Si scenderà nella profonda gola del Vallone “Lamia” incisa dall’omonimo fiume, ormai ridotto a ruscello, tipico esempio di “cava” del tavolato Ibleo.

Tra una vegetazione ricca e rigogliosa vedremo da lontano la grotta del “Drafone” o rinominata dai locali “Grotta di Sant’Agrippina” da cui deriva la leggenda della vergine e martire protocristiana patrona del centro abitato Ibleo.

Si punterà verso “la piana” o valle dei Margi e dopo aver costeggiato gli aranceti e respirato i primi profumi di zagara si risaliranno le pendici ad est del Catalfaro passando dalla necropoli di “Porrazzelle”, testimonianza di straordinaria importanza storica in quanto dimostra che già in epoca sicula la zona del Catalfaro fosse sede di insediamenti umani.

Da Porrazzelle si salirà fino alla cima di Monte Catalfaro a quota 518 m.s.l.m da cui si avrà modo di ammirare un panorama mozzafiato che si apre su tutta la Sicilia Centro orientale e settentronale: Madonie, Nebrodi, Etna e la vasta Piana di Catania.

Da qui ci si avvierà a concludere l’escursione ritornando alla celebre dimora di Villa Santa Margherita da cui si è partiti.

Informazioni tecniche:
Il percorso è ad anello, pertanto si ritornerà al punto di partenza. La lunghezza è di circa 9 km ma per la tipologia di percorso composto da carrarecce e mulattiere molto strette e i dislivelli, da 180 m.s.l.m il punto più basso fino ai 518 m.s.l.m la cima del Catalfaro, è di media difficoltà.

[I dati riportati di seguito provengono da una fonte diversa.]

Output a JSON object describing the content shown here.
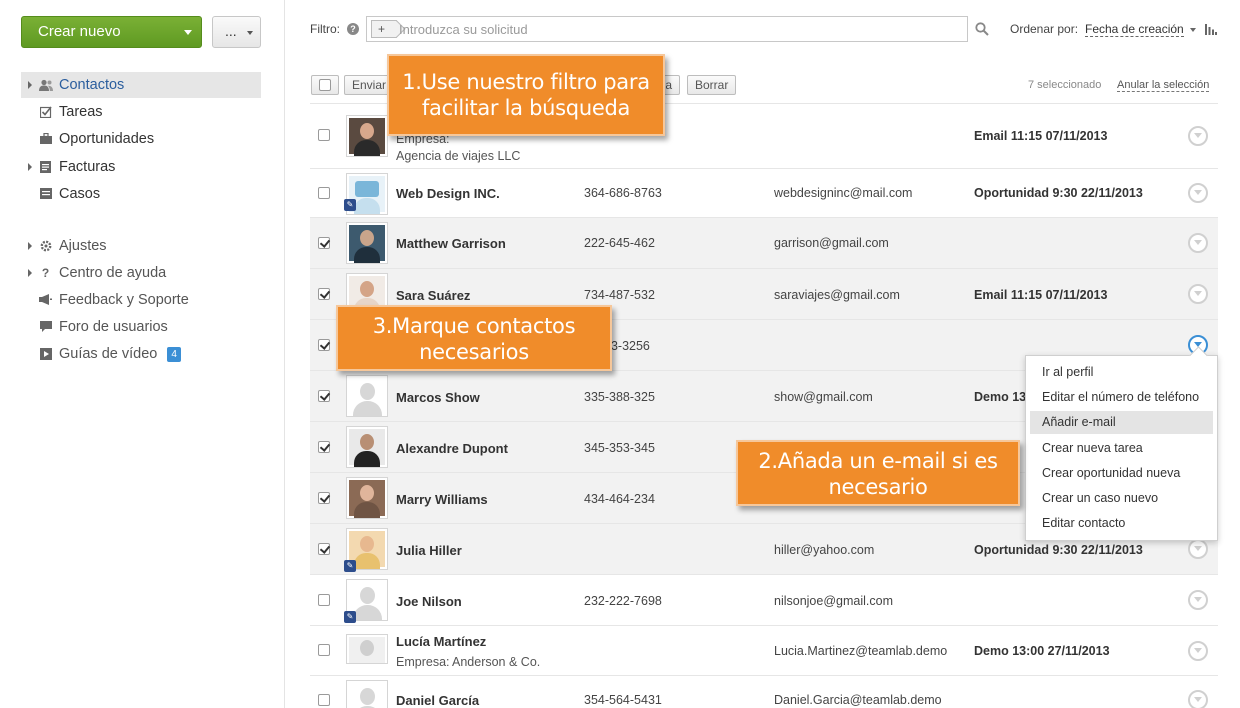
{
  "sidebar": {
    "create_label": "Crear nuevo",
    "more_label": "...",
    "items": [
      {
        "label": "Contactos",
        "icon": "contacts-icon"
      },
      {
        "label": "Tareas",
        "icon": "tasks-icon"
      },
      {
        "label": "Oportunidades",
        "icon": "opportunities-icon"
      },
      {
        "label": "Facturas",
        "icon": "invoices-icon"
      },
      {
        "label": "Casos",
        "icon": "cases-icon"
      },
      {
        "label": "Ajustes",
        "icon": "settings-icon"
      },
      {
        "label": "Centro de ayuda",
        "icon": "help-icon"
      },
      {
        "label": "Feedback y Soporte",
        "icon": "megaphone-icon"
      },
      {
        "label": "Foro de usuarios",
        "icon": "forum-icon"
      },
      {
        "label": "Guías de vídeo",
        "icon": "video-icon",
        "badge": "4"
      }
    ]
  },
  "toolbar": {
    "filter_label": "Filtro:",
    "filter_add": "+",
    "filter_placeholder": "Introduzca su solicitud",
    "sort_label": "Ordenar por:",
    "sort_value": "Fecha de creación",
    "send_label": "Enviar",
    "hidden_btn_tail": "a",
    "delete_label": "Borrar",
    "selected_count": "7 seleccionado",
    "deselect_label": "Anular la selección"
  },
  "contacts": [
    {
      "name": "",
      "company_label": "Empresa:",
      "company": "Agencia de viajes LLC",
      "phone": "",
      "email": "",
      "event": "Email 11:15 07/11/2013",
      "checked": false
    },
    {
      "name": "Web Design INC.",
      "phone": "364-686-8763",
      "email": "webdesigninc@mail.com",
      "event": "Oportunidad 9:30 22/11/2013",
      "checked": false
    },
    {
      "name": "Matthew Garrison",
      "phone": "222-645-462",
      "email": "garrison@gmail.com",
      "event": "",
      "checked": true
    },
    {
      "name": "Sara Suárez",
      "phone": "734-487-532",
      "email": "saraviajes@gmail.com",
      "event": "Email 11:15 07/11/2013",
      "checked": true
    },
    {
      "name": "",
      "phone": "53-3256",
      "email": "",
      "event": "",
      "checked": true
    },
    {
      "name": "Marcos Show",
      "phone": "335-388-325",
      "email": "show@gmail.com",
      "event": "Demo 13",
      "checked": true
    },
    {
      "name": "Alexandre Dupont",
      "phone": "345-353-345",
      "email": "",
      "event": "",
      "checked": true
    },
    {
      "name": "Marry Williams",
      "phone": "434-464-234",
      "email": "",
      "event": "",
      "checked": true
    },
    {
      "name": "Julia Hiller",
      "phone": "",
      "email": "hiller@yahoo.com",
      "event": "Oportunidad 9:30 22/11/2013",
      "checked": true
    },
    {
      "name": "Joe Nilson",
      "phone": "232-222-7698",
      "email": "nilsonjoe@gmail.com",
      "event": "",
      "checked": false
    },
    {
      "name": "Lucía Martínez",
      "company_label": "Empresa:",
      "company": "Anderson & Co.",
      "phone": "",
      "email": "Lucia.Martinez@teamlab.demo",
      "event": "Demo 13:00 27/11/2013",
      "checked": false
    },
    {
      "name": "Daniel García",
      "phone": "354-564-5431",
      "email": "Daniel.Garcia@teamlab.demo",
      "event": "",
      "checked": false
    }
  ],
  "context_menu": [
    "Ir al perfil",
    "Editar el número de teléfono",
    "Añadir e-mail",
    "Crear nueva tarea",
    "Crear oportunidad nueva",
    "Crear un caso nuevo",
    "Editar contacto"
  ],
  "callouts": {
    "one": "1.Use nuestro filtro para facilitar la búsqueda",
    "two": "2.Añada un e-mail si es necesario",
    "three": "3.Marque contactos necesarios"
  },
  "colors": {
    "accent_green": "#6aa52a",
    "callout_orange": "#f08c2a",
    "link_blue": "#3b8fd5"
  }
}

Si consiglia un adeguato abbigliamento da trekking: Scarpe, pantaloni, zaino e abbigliamento a strati per un buon confort e sicurezza durante l’escursione.

Il pranzo è a sacco e non sono presenti punti di rifornimento di acqua potabile durante il percorso, pertanto bisogna portare con se una adeguata scorta di acqua.

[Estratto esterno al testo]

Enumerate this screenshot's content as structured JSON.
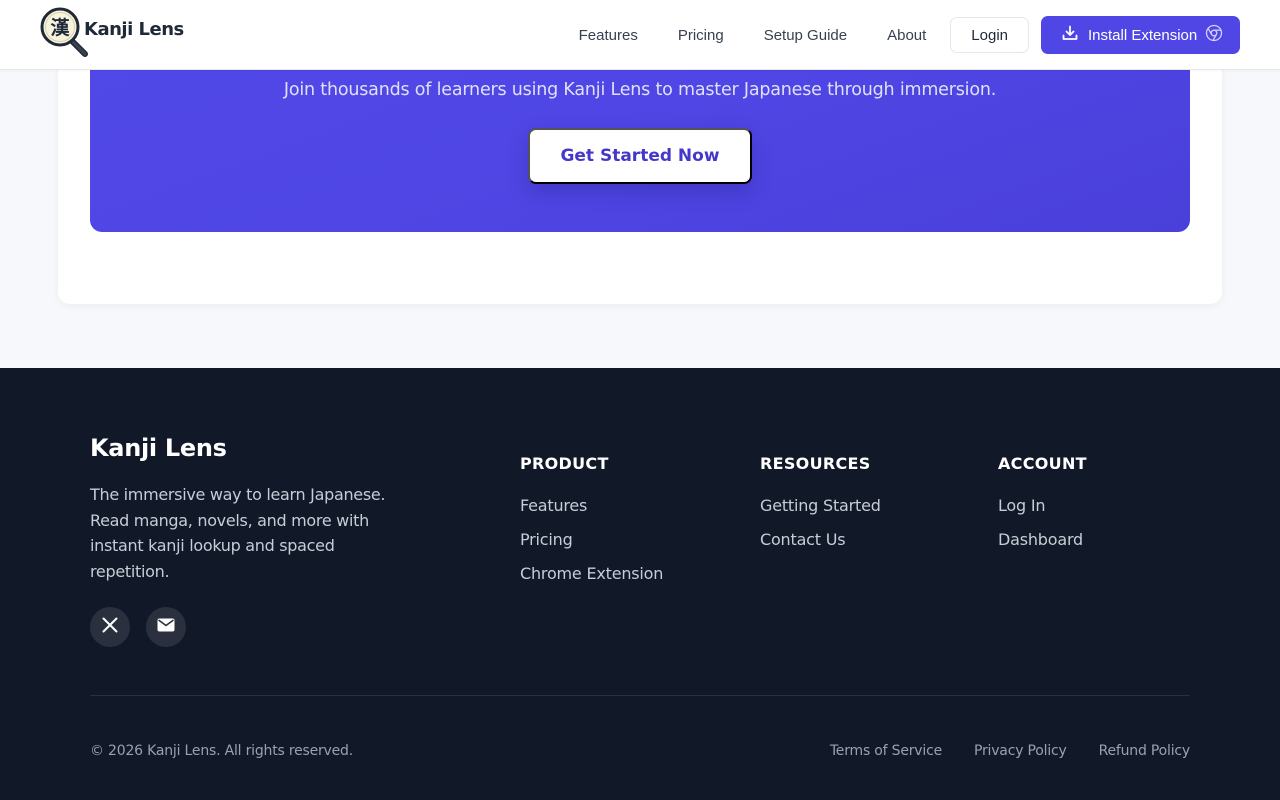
{
  "header": {
    "brand": "Kanji Lens",
    "logo_glyph": "漢",
    "nav": [
      "Features",
      "Pricing",
      "Setup Guide",
      "About"
    ],
    "login_label": "Login",
    "install_label": "Install Extension"
  },
  "cta": {
    "subtitle": "Join thousands of learners using Kanji Lens to master Japanese through immersion.",
    "button_label": "Get Started Now"
  },
  "footer": {
    "brand": "Kanji Lens",
    "description": "The immersive way to learn Japanese. Read manga, novels, and more with instant kanji lookup and spaced repetition.",
    "social": [
      "x-icon",
      "mail-icon"
    ],
    "columns": [
      {
        "title": "PRODUCT",
        "links": [
          "Features",
          "Pricing",
          "Chrome Extension"
        ]
      },
      {
        "title": "RESOURCES",
        "links": [
          "Getting Started",
          "Contact Us"
        ]
      },
      {
        "title": "ACCOUNT",
        "links": [
          "Log In",
          "Dashboard"
        ]
      }
    ],
    "copyright": "© 2026 Kanji Lens. All rights reserved.",
    "legal": [
      "Terms of Service",
      "Privacy Policy",
      "Refund Policy"
    ]
  },
  "colors": {
    "accent": "#4f46e5",
    "footer_bg": "#111827",
    "page_bg": "#f7f8fb"
  }
}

Per Informazioni aggiuntive, costi, ed organizzazione contattarmi in privato ai recapiti segnalati sulla pagina Biacco Trekking.

In caso di condizioni meteo avverse ci si riserva il diritto di annullare l’escursione con adeguato preavviso e di posticiparla a nuova data. L’Appuntamento è previsto alle ore 9 del 14 aprile in Piazza Buglio a Mineo.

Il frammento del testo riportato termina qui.